DSE / Cassandra settings

  • 2 data centers (50 nodes each)
  • 256 Vnodes
  • GossipingPropertyFileSnitch

In this scenario we used cassandra-stress to generate 50 million unique records and insert those into the 100 node cluster. Our cluster is configured with two data centers (each in a separate GCE zone) so the column families, each configured with RF=3, will get replicatedacross the two data centers.

./bin/nodetool status | grep UN | awk '{print $2}' > /tmp/nodelist

./resources/cassandra/tools/bin/cassandra-stress -K 100 -t 50
-R org.apache.cassandra.locator.NetworkTopologyStrategy
--num-keys=50000000 --columns=20 -D /tmp/nodelist -O DC1:3,DC2:3

CF Histogram output after stress-write

Graph generated from the output of:


./bin/nodetool cfhistogram “Keyspace1” “Standard1”
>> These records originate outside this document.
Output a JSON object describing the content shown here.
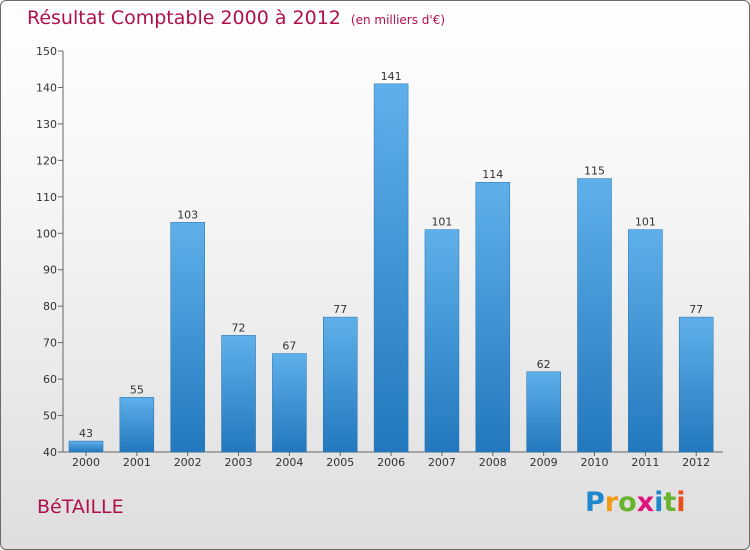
{
  "chart_data": {
    "type": "bar",
    "title": "Résultat Comptable 2000 à 2012",
    "subtitle": "(en milliers d'€)",
    "categories": [
      "2000",
      "2001",
      "2002",
      "2003",
      "2004",
      "2005",
      "2006",
      "2007",
      "2008",
      "2009",
      "2010",
      "2011",
      "2012"
    ],
    "values": [
      43,
      55,
      103,
      72,
      67,
      77,
      141,
      101,
      114,
      62,
      115,
      101,
      77
    ],
    "ylim": [
      40,
      150
    ],
    "yticks": [
      40,
      50,
      60,
      70,
      80,
      90,
      100,
      110,
      120,
      130,
      140,
      150
    ],
    "xlabel": "",
    "ylabel": "",
    "grid": false,
    "colors": {
      "bar_top": "#5fb0ea",
      "bar_bottom": "#2378bd",
      "title": "#b0104a"
    }
  },
  "footer": {
    "commune": "BéTAILLE",
    "brand": "Proxiti"
  }
}
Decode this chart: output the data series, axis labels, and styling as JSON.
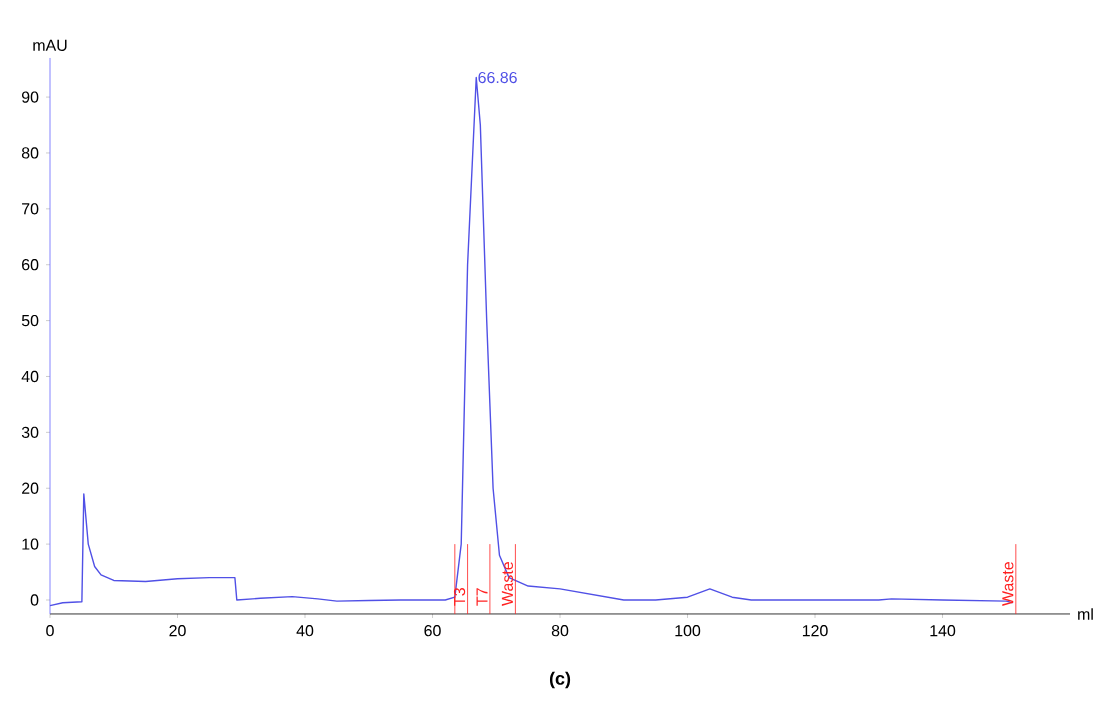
{
  "chart_data": {
    "type": "line",
    "xlabel": "ml",
    "ylabel": "mAU",
    "x": [
      0,
      2,
      5,
      5.3,
      6,
      7,
      8,
      10,
      15,
      20,
      25,
      29,
      29.3,
      33,
      38,
      42,
      45,
      50,
      55,
      62,
      63.5,
      64.5,
      65.5,
      66.86,
      67.5,
      68.5,
      69.5,
      70.5,
      72,
      75,
      80,
      85,
      90,
      95,
      100,
      103.5,
      107,
      110,
      120,
      130,
      132,
      140,
      150,
      151
    ],
    "series": [
      {
        "color": "#5050e6",
        "values": [
          -1,
          -0.5,
          -0.3,
          19,
          10,
          6,
          4.5,
          3.5,
          3.3,
          3.8,
          4,
          4,
          0,
          0.3,
          0.6,
          0.2,
          -0.2,
          -0.1,
          0,
          0,
          0.5,
          10,
          60,
          93.5,
          85,
          50,
          20,
          8,
          4,
          2.5,
          2,
          1,
          0,
          0,
          0.5,
          2,
          0.5,
          0,
          0,
          0,
          0.2,
          0,
          -0.2,
          -0.5
        ]
      }
    ],
    "xlim": [
      0,
      160
    ],
    "ylim": [
      -2.5,
      97
    ],
    "xticks": [
      0,
      20,
      40,
      60,
      80,
      100,
      120,
      140
    ],
    "yticks": [
      0,
      10,
      20,
      30,
      40,
      50,
      60,
      70,
      80,
      90
    ],
    "grid": false,
    "marker": "none",
    "line_style": "solid",
    "ref_lines": [
      {
        "axis": "x",
        "value": 63.5,
        "label": null,
        "color": "#ff2020"
      },
      {
        "axis": "x",
        "value": 65.5,
        "label": "T3",
        "color": "#ff2020"
      },
      {
        "axis": "x",
        "value": 69,
        "label": "T7",
        "color": "#ff2020"
      },
      {
        "axis": "x",
        "value": 73,
        "label": "Waste",
        "color": "#ff2020"
      },
      {
        "axis": "x",
        "value": 151.5,
        "label": "Waste",
        "color": "#ff2020"
      }
    ],
    "annotations": [
      {
        "text": "66.86",
        "x": 66.86,
        "y": 93.5
      },
      "(c)"
    ]
  }
}
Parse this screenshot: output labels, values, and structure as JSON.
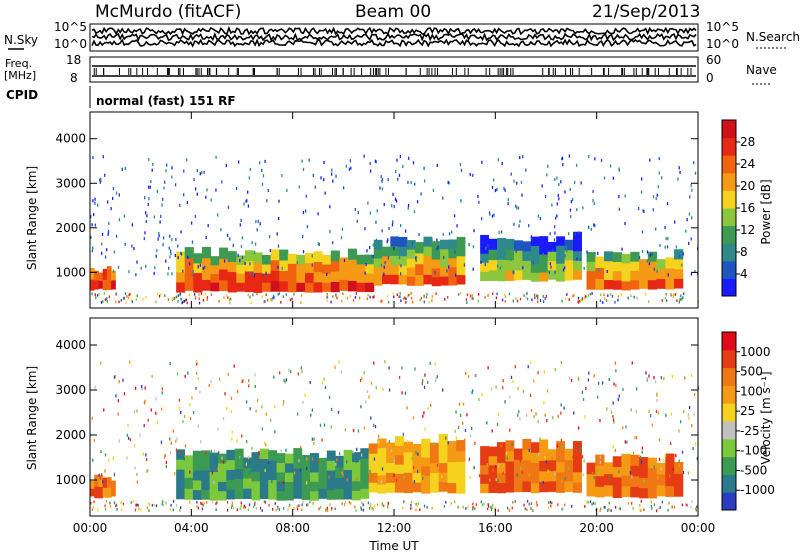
{
  "header": {
    "title": "McMurdo (fitACF)",
    "beam": "Beam 00",
    "date": "21/Sep/2013"
  },
  "noise_panel": {
    "left_label": "N.Sky",
    "right_label": "N.Search",
    "left_ticks": [
      "10^5",
      "10^0"
    ],
    "right_ticks": [
      "10^5",
      "10^0"
    ]
  },
  "freq_panel": {
    "left_label_line1": "Freq.",
    "left_label_line2": "[MHz]",
    "left_ticks": [
      "18",
      "8"
    ],
    "right_label": "Nave",
    "right_ticks": [
      "60",
      "0"
    ]
  },
  "cpid_panel": {
    "label": "CPID",
    "text": "normal (fast) 151 RF"
  },
  "chart_data": [
    {
      "type": "heatmap",
      "name": "power",
      "ylabel": "Slant Range [km]",
      "ylim": [
        200,
        4600
      ],
      "yticks": [
        1000,
        2000,
        3000,
        4000
      ],
      "xlim": [
        0,
        24
      ],
      "xticks": [
        "00:00",
        "04:00",
        "08:00",
        "12:00",
        "16:00",
        "20:00",
        "00:00"
      ],
      "colorbar": {
        "label": "Power [dB]",
        "ticks": [
          "4",
          "8",
          "12",
          "16",
          "20",
          "24",
          "28"
        ],
        "colors": [
          "#1a1aff",
          "#1f55c0",
          "#2e8a8a",
          "#3c9a52",
          "#8cc63c",
          "#f5d21e",
          "#f59a14",
          "#f06410",
          "#e62814",
          "#d0101a"
        ]
      },
      "echo_regions": [
        {
          "t_start": 0.0,
          "t_end": 1.0,
          "r_min": 600,
          "r_max": 1100,
          "level": 8
        },
        {
          "t_start": 3.4,
          "t_end": 11.2,
          "r_min": 550,
          "r_max": 1450,
          "level": 8
        },
        {
          "t_start": 11.2,
          "t_end": 14.8,
          "r_min": 700,
          "r_max": 1700,
          "level": 7
        },
        {
          "t_start": 15.4,
          "t_end": 19.4,
          "r_min": 800,
          "r_max": 1800,
          "level": 5
        },
        {
          "t_start": 19.6,
          "t_end": 23.4,
          "r_min": 600,
          "r_max": 1400,
          "level": 7
        }
      ]
    },
    {
      "type": "heatmap",
      "name": "velocity",
      "ylabel": "Slant Range [km]",
      "ylim": [
        200,
        4600
      ],
      "yticks": [
        1000,
        2000,
        3000,
        4000
      ],
      "xlim": [
        0,
        24
      ],
      "xticks": [
        "00:00",
        "04:00",
        "08:00",
        "12:00",
        "16:00",
        "20:00",
        "00:00"
      ],
      "xlabel": "Time UT",
      "colorbar": {
        "label": "Velocity [m s⁻¹]",
        "ticks": [
          "1000",
          "500",
          "100",
          "25",
          "-25",
          "-100",
          "-500",
          "-1000"
        ],
        "colors": [
          "#2a3cc0",
          "#2a7a8a",
          "#3c9a52",
          "#7cc83c",
          "#c0c0c0",
          "#f5d21e",
          "#f59a14",
          "#f07814",
          "#e63c14",
          "#e00a1a"
        ]
      },
      "echo_regions": [
        {
          "t_start": 0.0,
          "t_end": 1.0,
          "r_min": 600,
          "r_max": 1100,
          "level": 7
        },
        {
          "t_start": 3.4,
          "t_end": 11.0,
          "r_min": 550,
          "r_max": 1600,
          "level": 2
        },
        {
          "t_start": 11.0,
          "t_end": 14.8,
          "r_min": 700,
          "r_max": 1900,
          "level": 6
        },
        {
          "t_start": 15.4,
          "t_end": 19.4,
          "r_min": 700,
          "r_max": 1800,
          "level": 7
        },
        {
          "t_start": 19.6,
          "t_end": 23.4,
          "r_min": 600,
          "r_max": 1500,
          "level": 7
        }
      ]
    }
  ]
}
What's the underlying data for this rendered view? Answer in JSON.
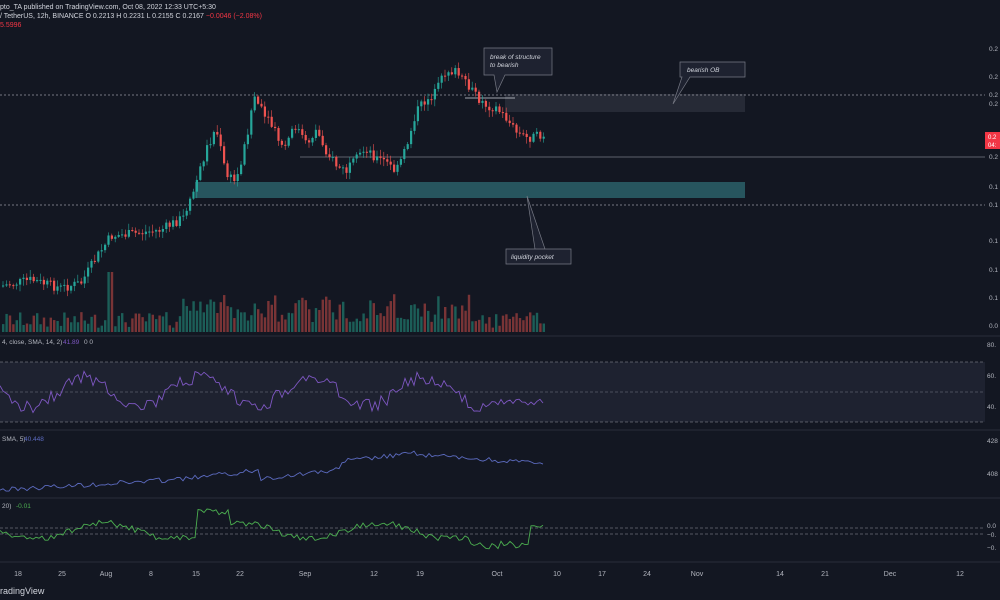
{
  "header": {
    "line1": "pto_TA published on TradingView.com, Oct 08, 2022 12:33 UTC+5:30",
    "line2_pair": "/ TetherUS, 12h, BINANCE",
    "line2_ohlc": "O 0.2213  H 0.2231  L 0.2155  C 0.2167",
    "line2_change": "−0.0046 (−2.08%)",
    "line3": "5.5996"
  },
  "annotations": {
    "break_of_structure": [
      "break of structure",
      "to bearish"
    ],
    "bearish_ob": "bearish OB",
    "liquidity_pocket": "liquidity pocket"
  },
  "price_axis": [
    "0.2",
    "0.2",
    "0.2",
    "0.2",
    "0.2",
    "0.2",
    "0.1",
    "0.1",
    "0.1",
    "0.1",
    "0.1",
    "0.0"
  ],
  "price_badge": [
    "0.2",
    "04:"
  ],
  "rsi": {
    "label": "4, close, SMA, 14, 2)",
    "value": "41.89",
    "extra": "0  0",
    "axis": [
      "80.",
      "60.",
      "40."
    ]
  },
  "obv": {
    "label": "SMA, 5)",
    "value": "40.448",
    "axis": [
      "428",
      "408"
    ]
  },
  "osc": {
    "label": "20)",
    "value": "-0.01",
    "axis": [
      "0.0",
      "−0.",
      "−0."
    ]
  },
  "time_axis": [
    "18",
    "25",
    "Aug",
    "8",
    "15",
    "22",
    "Sep",
    "12",
    "19",
    "Oct",
    "10",
    "17",
    "24",
    "Nov",
    "14",
    "21",
    "Dec",
    "12"
  ],
  "footer": {
    "brand": "radingView"
  },
  "chart_data": {
    "type": "candlestick",
    "instrument": "TetherUS, 12h, BINANCE",
    "price_range_visible": [
      0.0,
      0.2
    ],
    "candles_approx_close": [
      0.12,
      0.125,
      0.13,
      0.125,
      0.13,
      0.135,
      0.15,
      0.16,
      0.17,
      0.18,
      0.2,
      0.24,
      0.24,
      0.22,
      0.23,
      0.21,
      0.21,
      0.22,
      0.24,
      0.25,
      0.24,
      0.2167
    ],
    "indicators": [
      "volume",
      "RSI",
      "OBV",
      "oscillator"
    ],
    "colors": {
      "up": "#26a69a",
      "down": "#ef5350",
      "rsi": "#7e57c2",
      "obv": "#5c6bc0",
      "osc": "#4caf50",
      "zone": "#3d7f86"
    }
  }
}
3 node, 1 test client stress write tests

Persistent Disk and Instance settings

  • 3 nodes
  • Machine type: n1-standard-8 (8 vCPU, 30 GB memory)
  • O/S image: debian-7-wheezy-v20131014
  • Persistent disk: 3000Gb

DSE / Cassandra settings

  • 256 Vnodes
  • DseSimpleSnitch
  • concurrent_writes: 64 (2x default)
  • commitlog_total_space_in_mb: 4096 (4x default)
  • memtable_flush_writers: 4 (4x default)
  • trickle_fsync: true

In this scenario we use one node and a replication factor of three to generate large quantities of write I/O. We generated 10 million records simultaneously on one node using the cassandra-stress utility that comes with DataStax Enterprise. The test client was running from one of the same nodes that were also serving DSE. This probably limits the absolute performance but was convenient and served well enough to fully load the Persistent Disks.

In this test there is only one data center and we are using RF=3 on the Cassandra Keyspace. This approach will put a copy of each row of data on each of the three nodes.

[Run on only one node]
./bin/nodetool status | grep UN | awk '{print $2}' > /tmp/nodelist
./resources/cassandra/tools/bin/cassandra-stress -D /tmp/nodelist --replication-factor 3 --consistency-level quorum --num-keys 10000000 -K 100 -t 100 --columns=50 --operation=INSERT

This graph shows write operations per second, the number of writes per second completed by the ring.


This graph shows median latency, a figure of merit indicating how much time it takes to satisfy a write request (in milliseconds).


CF Histogram output after stress-write

First a graph generated from the output of:

./bin/nodetool cfhistograms “Keyspace1″ “Standard1″


Second, a graph generated from the Google PD backend:




1. For those into details we’ve run the client at a 60 inserts/sec/node rate (6,000 records per second for the cluster).